Adapted from the stage play Blackbird, Benedict Andrews’ debut feature tells the story of Una (Rooney Mara), a 28-year-old woman who was sexually abused by her neighbour, Ray (Ben Mendelsohn), when she was 13. Now an adult, she tracks Ray down to confront him.
Una’s screenwriter, David Harrower (who also wrote the play), said of his work that he didn’t want to simply point out that child abuse is wrong – such a statement is too self-evident to have any value. Rather, Harrower’s script delves into the moral grey areas of guilt, desire and trauma by creating a relationship that is unforgivably abusive but also complex and nuanced. In that sense, Una is a triumph – a mature, profoundly discomfiting meditation that invites you into Una and Ray’s world without ever forgetting the darkness therein.
Successful, too, is Andrews’ adaptation of the stage play, expanding Harrower’s two-hander into a wider, more cinematic world. Riz Ahmed fleshes out the cast with his mercifully sympathetic factory worker Scott, but it’s Ruby Stokes’ teenage Una who truly stands out, channelling a more-vulnerable, cocky-with-youth Rooney Mara. Andrews’ background is in theatre, but his use of flashbacks, deployed as unreliable memory rather than objective accounts, are purely cinematic, rounded out by Jed Kurzel’s reflective, mournful score.
Thimios Bakatakis’ cinematography juxtaposes the flashbacks’ budding greenery of back gardens and playgrounds with the harsh lighting and cold surfaces of the present’s factory setting. And like the environment, Una has been hardened in the years between her abuse and Ray’s release from jail. As an adult we first see her in a darkened club, apparently alone, before she has anonymous sex (literally – we never see her partner’s face) against the mirror of the club toilet.
Later, when Una confronts Ray, it becomes clear that it’s not revenge she’s after, but closure. Closure for the abuse, but closure, too, for his having left her after an abortive attempt to run away together, still stuck in the moment of a teenage girl thinking that she is in love. Una’s ambivalence over her own abuse is upsetting, but rather than attempting to condemn the relationship from the outside, the film merely allows the complexity of Una’s trauma to speak for itself.

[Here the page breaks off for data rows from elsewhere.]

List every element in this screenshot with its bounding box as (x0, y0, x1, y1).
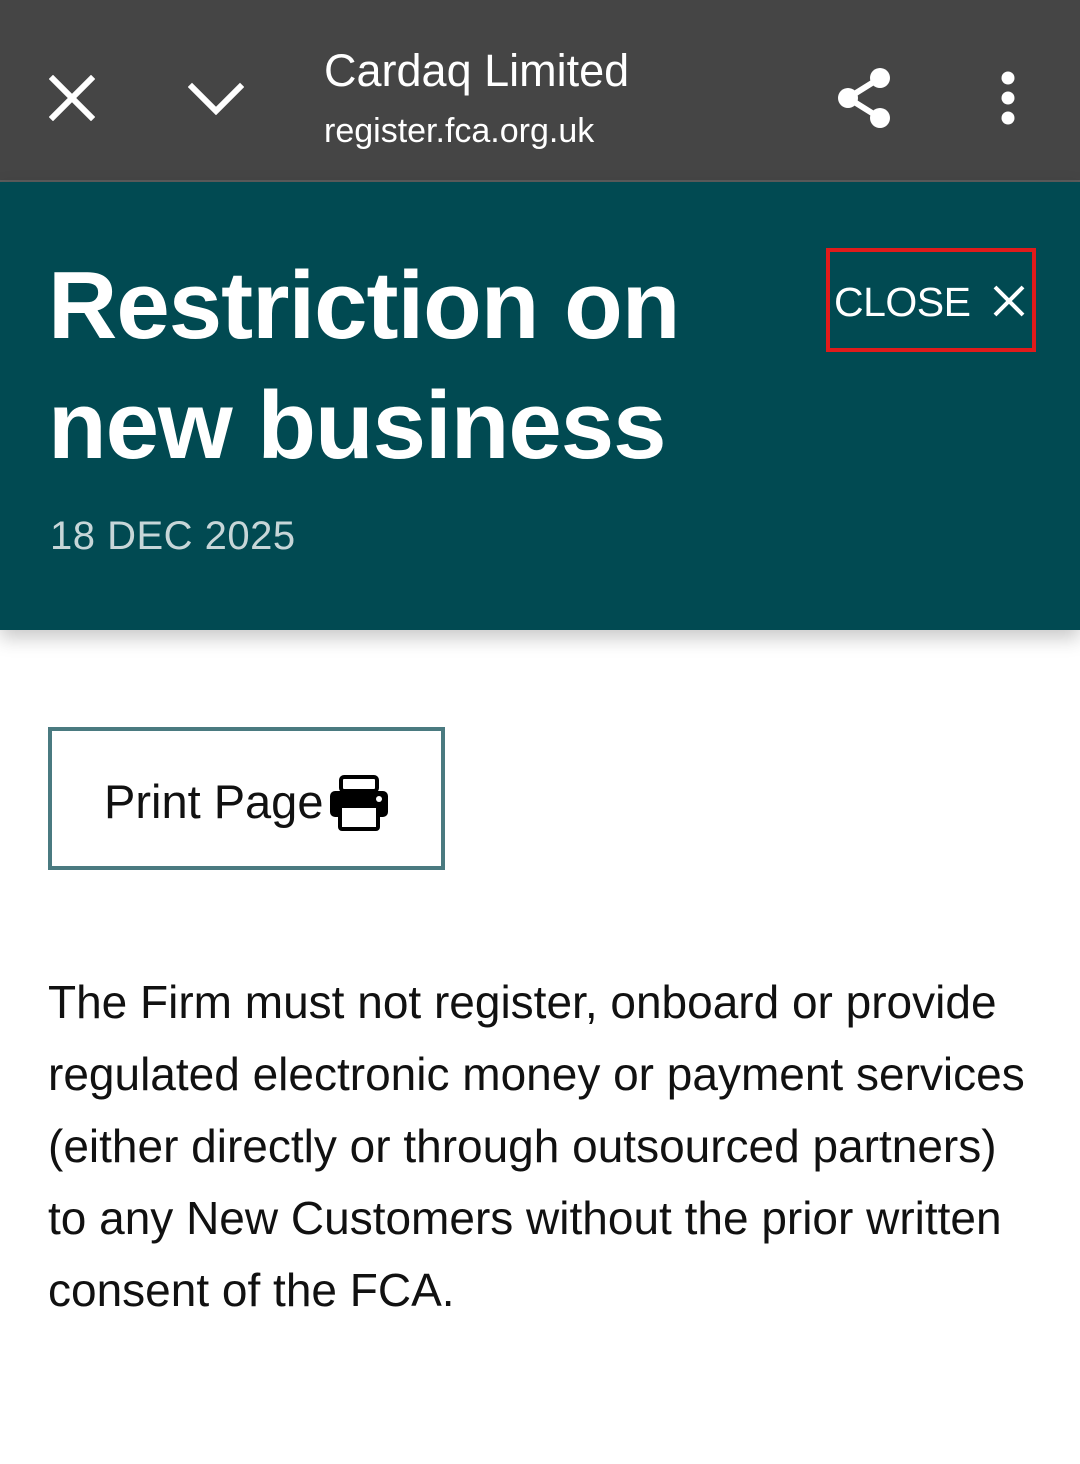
share-icon (838, 68, 890, 128)
page-title: Cardaq Limited (324, 45, 630, 96)
close-icon (49, 75, 95, 121)
print-page-label: Print Page (104, 775, 324, 828)
share-button[interactable] (822, 56, 906, 140)
close-x-icon (993, 285, 1025, 317)
tab-close-button[interactable] (30, 56, 114, 140)
print-page-button[interactable]: Print Page (48, 727, 445, 870)
restriction-date: 18 DEC 2025 (50, 514, 296, 558)
restriction-header-panel: Restriction on new business 18 DEC 2025 … (0, 182, 1080, 630)
chevron-down-icon (188, 82, 244, 115)
close-button[interactable]: CLOSE (826, 248, 1036, 352)
browser-toolbar: Cardaq Limited register.fca.org.uk (0, 0, 1080, 182)
more-vert-icon (1001, 71, 1015, 125)
restriction-description: The Firm must not register, onboard or p… (48, 976, 1025, 1316)
more-options-button[interactable] (966, 56, 1050, 140)
restriction-title: Restriction on new business (48, 252, 680, 479)
minimize-button[interactable] (174, 56, 258, 140)
page-url[interactable]: register.fca.org.uk (324, 110, 594, 152)
printer-icon (330, 775, 388, 831)
close-label: CLOSE (834, 279, 971, 325)
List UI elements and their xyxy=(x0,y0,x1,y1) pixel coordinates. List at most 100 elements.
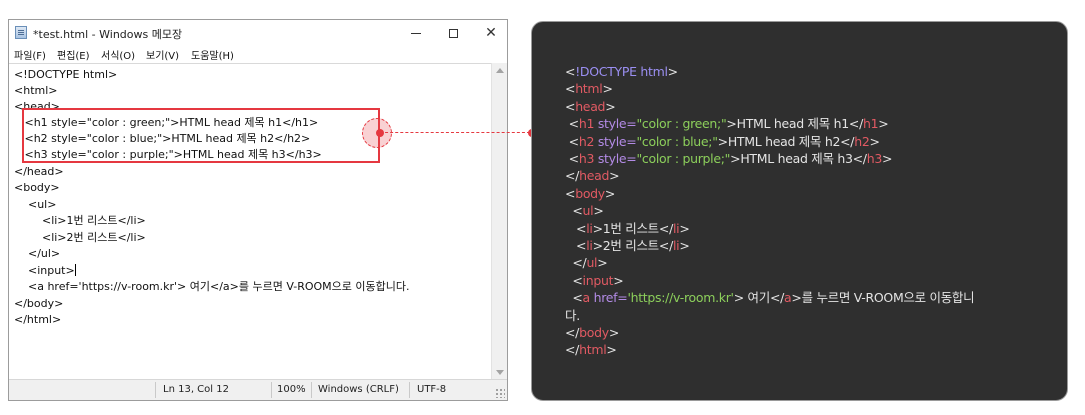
code-token-tag: h3 xyxy=(866,151,883,166)
editor-line: </body> xyxy=(14,297,64,310)
code-token-tag: ul xyxy=(582,203,594,219)
status-divider xyxy=(271,382,272,398)
minimize-button[interactable] xyxy=(399,22,433,44)
code-token-punc: > xyxy=(608,325,619,340)
code-token-tag: input xyxy=(582,272,614,288)
maximize-button[interactable] xyxy=(436,22,470,44)
code-token-punc: > xyxy=(878,116,889,132)
code-token-punc: > xyxy=(791,290,802,306)
menu-view[interactable]: 보기(V) xyxy=(146,47,179,62)
editor-line-current: <input> xyxy=(14,263,76,279)
encoding: UTF-8 xyxy=(417,384,447,395)
code-token-punc: > xyxy=(604,185,616,201)
code-token-punc: > xyxy=(726,116,737,132)
code-token-punc: > xyxy=(679,238,690,253)
code-token-punc: </ xyxy=(852,151,867,166)
code-line: <ul> xyxy=(565,202,604,219)
code-line: <h2 style="color : blue;">HTML head 제목 h… xyxy=(565,133,880,150)
dashed-connector xyxy=(380,132,530,133)
maximize-icon xyxy=(448,29,458,38)
code-token-str: "color : blue;" xyxy=(636,133,718,149)
editor-line: <a href='https://v-room.kr'> 여기</a>를 누르면… xyxy=(14,280,410,293)
code-token-text: 여기 xyxy=(747,290,771,306)
resize-grip-icon[interactable] xyxy=(495,388,505,398)
code-token-tag: h3 xyxy=(578,151,595,166)
code-line: <h3 style="color : purple;">HTML head 제목… xyxy=(565,150,893,167)
editor-line: </head> xyxy=(14,165,64,178)
menu-help[interactable]: 도움말(H) xyxy=(191,47,234,62)
editor-line-text: <input> xyxy=(14,264,75,277)
code-token-punc: < xyxy=(565,220,587,236)
highlight-box xyxy=(22,108,380,163)
code-token-punc: < xyxy=(565,64,576,79)
code-token-text: HTML head 제목 h2 xyxy=(727,133,841,149)
code-token-punc: > xyxy=(593,203,604,219)
code-line: <head> xyxy=(565,98,616,115)
code-token-text: HTML head 제목 h1 xyxy=(736,116,850,132)
code-line: <input> xyxy=(565,272,623,289)
code-token-punc: </ xyxy=(658,238,673,253)
notepad-window: *test.html - Windows 메모장 ✕ 파일(F) 편집(E) 서… xyxy=(8,19,508,401)
code-token-punc: </ xyxy=(848,116,863,132)
minimize-icon xyxy=(411,33,421,34)
menu-bar: 파일(F) 편집(E) 서식(O) 보기(V) 도움말(H) xyxy=(9,46,507,63)
code-line: 다. xyxy=(565,307,580,324)
code-token-doc: !DOCTYPE html xyxy=(575,64,668,79)
code-token-punc: > xyxy=(606,342,617,358)
code-token-tag: body xyxy=(579,325,609,340)
code-line: <li>1번 리스트</li> xyxy=(565,220,690,237)
code-line: </head> xyxy=(565,167,620,184)
code-token-punc: > xyxy=(679,220,690,236)
code-token-punc: > xyxy=(597,255,608,271)
code-token-tag: html xyxy=(575,81,603,97)
editor-line: </html> xyxy=(14,313,62,326)
connector-start-dot xyxy=(376,129,384,137)
code-token-punc: > xyxy=(602,81,613,97)
code-token-tag: h2 xyxy=(578,133,595,149)
code-token-text: 1번 리스트 xyxy=(602,220,659,236)
code-token-punc: > xyxy=(592,220,603,236)
code-line: </html> xyxy=(565,341,617,358)
code-token-punc: > xyxy=(733,290,748,306)
code-token-punc: </ xyxy=(769,290,785,306)
line-ending: Windows (CRLF) xyxy=(318,384,399,395)
scroll-down-icon[interactable] xyxy=(496,370,504,375)
code-token-tag: a xyxy=(582,290,591,306)
code-token-punc: > xyxy=(605,98,616,114)
code-token-punc: < xyxy=(565,238,587,253)
status-divider xyxy=(155,382,156,398)
code-token-punc: < xyxy=(565,272,583,288)
status-divider xyxy=(409,382,410,398)
code-token-tag: body xyxy=(575,185,605,201)
code-token-str: 'https://v-room.kr' xyxy=(627,290,734,306)
code-token-tag: html xyxy=(579,342,607,358)
menu-edit[interactable]: 편집(E) xyxy=(57,47,90,62)
code-line: <body> xyxy=(565,185,615,202)
menu-format[interactable]: 서식(O) xyxy=(101,47,135,62)
code-token-punc: > xyxy=(592,238,603,253)
close-button[interactable]: ✕ xyxy=(474,22,508,44)
menu-file[interactable]: 파일(F) xyxy=(14,47,46,62)
code-token-punc: > xyxy=(717,133,728,149)
code-token-punc: > xyxy=(613,272,624,288)
title-bar[interactable]: *test.html - Windows 메모장 ✕ xyxy=(9,20,507,46)
text-caret xyxy=(74,264,76,276)
code-panel: <!DOCTYPE html> <html> <head> <h1 style="c… xyxy=(531,21,1068,401)
code-token-punc: < xyxy=(565,290,583,306)
code-token-attr: style= xyxy=(594,116,637,132)
status-bar: Ln 13, Col 12 100% Windows (CRLF) UTF-8 xyxy=(9,379,507,400)
code-token-punc: < xyxy=(565,185,576,201)
vertical-scrollbar[interactable] xyxy=(491,63,507,380)
code-token-attr: style= xyxy=(594,133,637,149)
scroll-up-icon[interactable] xyxy=(496,68,504,73)
code-line: </ul> xyxy=(565,254,607,271)
code-line: <!DOCTYPE html> xyxy=(565,63,678,80)
code-token-punc: > xyxy=(730,151,741,166)
notepad-icon xyxy=(15,26,27,39)
code-token-punc: </ xyxy=(565,342,580,358)
code-token-punc: > xyxy=(869,133,880,149)
cursor-position: Ln 13, Col 12 xyxy=(163,384,229,395)
status-divider xyxy=(311,382,312,398)
code-token-attr: style= xyxy=(594,151,637,166)
code-token-text: 2번 리스트 xyxy=(602,238,659,253)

Ray, too, is stuck in that moment but, living in denial, is unable to confront his inner demons. Asserting repeatedly “I’m not one of those sick bastards”, he knows deep down that he is an abuser. Yet he still fails to recognise ultimately what was wrong with his actions. Una is undoubtedly a difficult watch, and its moral ambivalence may be beyond the pale for some. But the sensitivity with which it treats its subjects and the nuance that the film brings to the most incendiary of debates is admirable.